А в чем собственно смысл этого произведения ?  Что тут необычного и более того - интересного ? Нового слова автор тут никакого не сказал . Так... слюнявый бред старого эротомана.  На мой взгляд , хватит бы этого дерьм... на сайте. Неочем писать больше , кроме как о каменных сосках ?  

О, какая женственная речь = прямо язык Зверобойника, я ошибся - не безголового, а двухголового, ибо Зверобойник и Ирина Никеолаенко-Гаврилова одно и тоже лицо. Язык эдентичен совершенно. ппочитал, почитал - слюнявчики, истерики, и прочая... и прочая... Будьте так любезны!!! Покритикуйте, как литератор, а не как... знаете кто. А у кого "слюнявый бред" по Ирине - у Дачника или друга Примы? Как же забавно на сайте. БЕСПЛАТНЫЙ ЦИРК ДВУХ АКТЁРОВ - ПИСАТЕЛЬ=СТРЕЛОК И ИРИНА ЗВЕРОБЛОЙНАЯ

Покритикуйте, как литератор, а не как... знаете кто

А что критиковать-то ? Железобетонные соски ?  Тесные плавки ? Мощный натиск изнутри вовремя перенаправленный в "неизведанные глубины" ? Вот это критиковать литературно ?  Все познается в сравнении.. Н.Ф со своей безобидной "романтизацией" просто неполовозрелое дитя  рядом с вами. Вам бы полечиться уважаемый дачник. Пройти консультации серьёзного сексопатолога . 

Лично ИРИНЕ ПОСВЯЩАЕТСЯ

ЛЮБОВЬ С АВАРЕЛЬКАМИ

Мне позвонил мой приятель и предложил:
– Знаю, ты в свободном поиске. Не хочешь с девушкой одной познакомиться, подругой моей пассии?
– Отчего ж нет, – ответил я. – Можно.
– Тогда давай после работы погуляем в парке, а там видно будет – и он сообщил, куда я должен подойти.
Познакомиться, так познакомиться. Действительно, отчего ж и нет. В конце концов, простое знакомство ни к чему не обязывает. Тем более, что был я как говорят «холост второй раз».
В назначенный час я пришёл в парк с двумя букетами цветов. Вскоре появились они – мой приятель и две молодые дамы, одна из которых мне ещё издали приглянулась, но, как и предполагал, не мне она предназначалась.
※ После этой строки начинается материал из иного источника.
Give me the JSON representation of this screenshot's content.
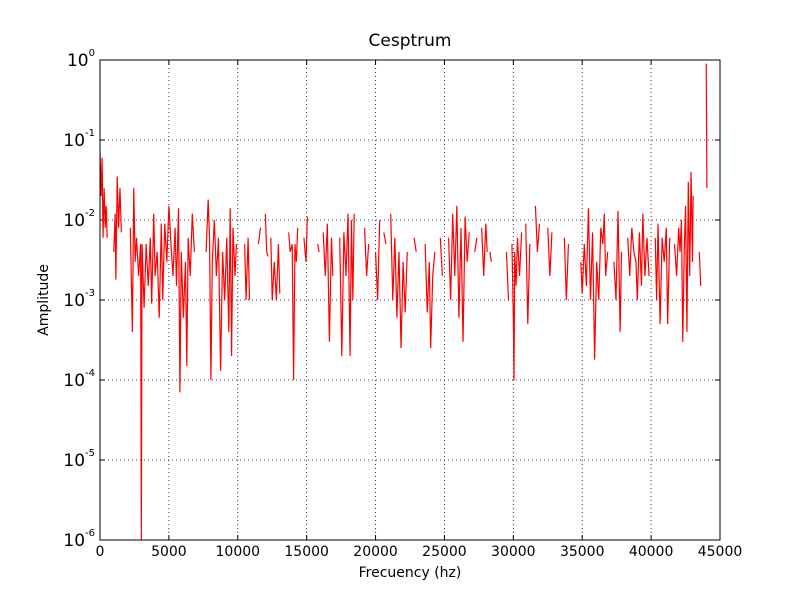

Очень милая дама в расцвете лет, стройная, не сказать, что худощавая, скорее плотно скроенная, но хороша, хороша. Ничего не скажешь. А вот подруга её, увы, увы. Ну и правильно – где это видано, что красавицы себе подруг красивых выбирали.
Но это была не просто не красавица, это была дама с лицом, отталкивающего вида. Да и фигура не то, что у подруги. Словом, рассердился на товарища. Стоило время тратить.
Букеты я вручил, ну и пошли по аллее. Куда-то в ресторан там или кафешку желание пропало идти. Напротив, я подумывал, как этак под благовидным предлогам улизнуть от них. Но пока предлога этого не находил, подразнивал товарища, проявляя особые знаки внимание именно к его барышне.
Он обижался, она же сразу приняла игру, и я понял, что понравился ей. Знал, что женщина эта не замужем, точнее разведена, одна растит сына. Ну вот и познакомилась с моим приятелем, с которым отношения сложились постоянные, не слишком бурные, а спокойные, уравновешенные.
А тут перед ней оказался весьма бойкий молодой человек, который сыпал стихами и комплиментами. Она отвечала радостными возгласами, поддерживала шутливый тон разговора и подтрунивала над моим приятелем со всею охотою.
Наконец, мы расстались, я сослался на то, что срочно надо домой, потому что приехали в гости родители и как-то не очень здорово бросать их одних в выходной день
Телефона я естественно от предназначенной мне дамы не взял, да и имя вскоре забыл. Дольше помнил имя пассии моего приятеля, да тоже вскоре весь этот эпизод стёрся в памяти.
Прошло какое-то время. Не знаю уж теперь – год или более. Вдруг позвонил приятель и сообщил, что его отправляют служить в Группу Советских войск в Германии. Ну а это, как известно, было в то время – 5 лет.
Поговорили о том, о сём. И вдруг он попросил:
– Ты бы не посмотрел акварели моей Ирины? Представляешь, сделалась рисовальщицей. Боюсь сказать художницей, но, поверь, что-то получается.
– Какой ещё Ирины?
– Ну той, что глянулась тебе. Помнишь?
Я вспомнил, но несколько удивила просьба, хотя, впрочем, отчего бы и нет – начинающие хоть в литературе, хоть в поэзии, хоть в живописи часто нуждаются в том, чтобы труды их посмотрели люди доброжелательные. Что бы не спугнули сразу, не оттолкнули от творчества, измазав его своими злобными соплями. Критики – это те кто сами не умеют, но советуют. Помните анекдот: можно ли занимать «делом» с дамой на людной улице – нет, импотенты советами замучают. Так вот и тут критики эти самые, на пол шестого которые. Сами не могут, а других учат. Потому и обращаются люди к своим, к тем, кому доверки бывают.
Я спросил безразлично, действительное вовсе безразлично и равнодушно:
– Хорошо. Когда это сделать?
– Не так чтоб спешно. Через месячишко, а то сейчас она занята очень. По работе занята.
А ведь перед этим, в начале разговора, сообщил мне, что отбывает в ГСВГ через месяц. Впрочем, на эту деталь я внимания не обратил. Ну через месяц, так через месяц.
Он продиктовал, а я записал телефон. Напомнил он и то, что зовут её Валентина.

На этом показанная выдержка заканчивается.